Now you could solve this specific case by sharding by prefix, or by querying all instances, but then you still do not have high availability: if the instance a specific session is on is down, these users cannot authenticate. At that point you’re better off with a single instance.
But that is his point.
If you cannot find the session id in redis, you login again.
If your Redis server crash, you start a new one and everyone just login again. No data is lost.
No two processes can guarantee data consistency unless using shared memory with some kind of locking on update. And given two servers don't share memory, two processes running on these servers can not guarantee consistency either.
To put the simple terms...
App writes to node-A, node-A (/process on node-A) crashes before change is synced from node-A to node-B, data is lost.
This is true for redis and true for postgresql/ mysql or any similar database.
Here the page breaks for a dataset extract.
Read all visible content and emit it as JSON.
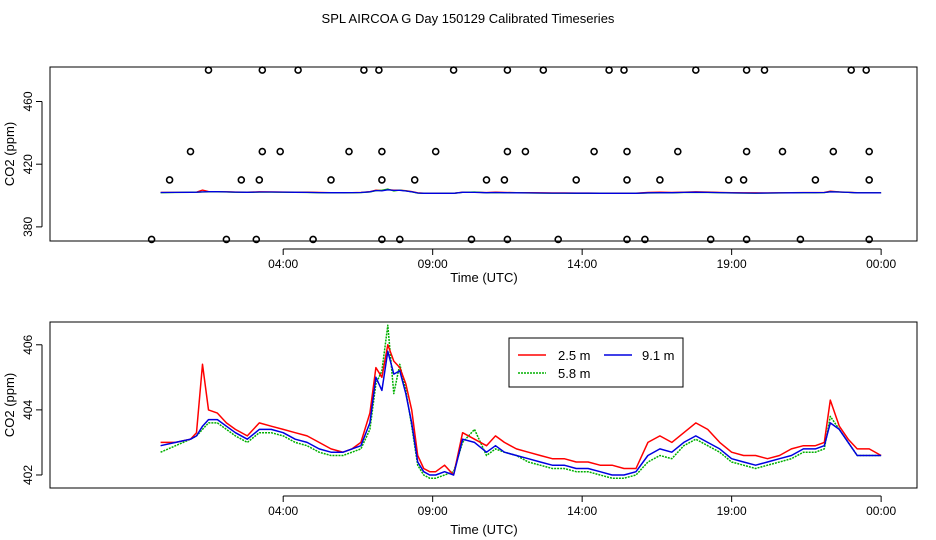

Difference between redis and a "database" is that database protects against this problem by writing change to durable storage before telling app that write is successful. Redis
First up, if I wanted to talk to a machine, I would've asked one myself.
Then, I don't understand your point really: Yes, the CAP theorem is a thing. There are compromise solutions available however to enable highly available data storage. Some of them for Redis too, but they are more complicated than those for other database engines. Which is the point of this discussion.
This discussion is a bit weird. We started off from, Redis should have better availability guarantees. Specifically to avoid the degradation of service you described.
But that requires running on multiple instances, which in turn requires to share the data across all replicas.
> The app would look up in both databases. If it exists in any, there would be a session.
And if you find the session with differing values in both databases, how do you know which one is up-to-date?
You need an algorithm to pick which data is right, such as electing a master instance.
And that brings us back to the original discussion: to manage sessions (unlike caches) in a highly available way, you need to setup HA (or reimplement it, which obviously is a bad idea). You can't read round robin from multiple non-HA instances.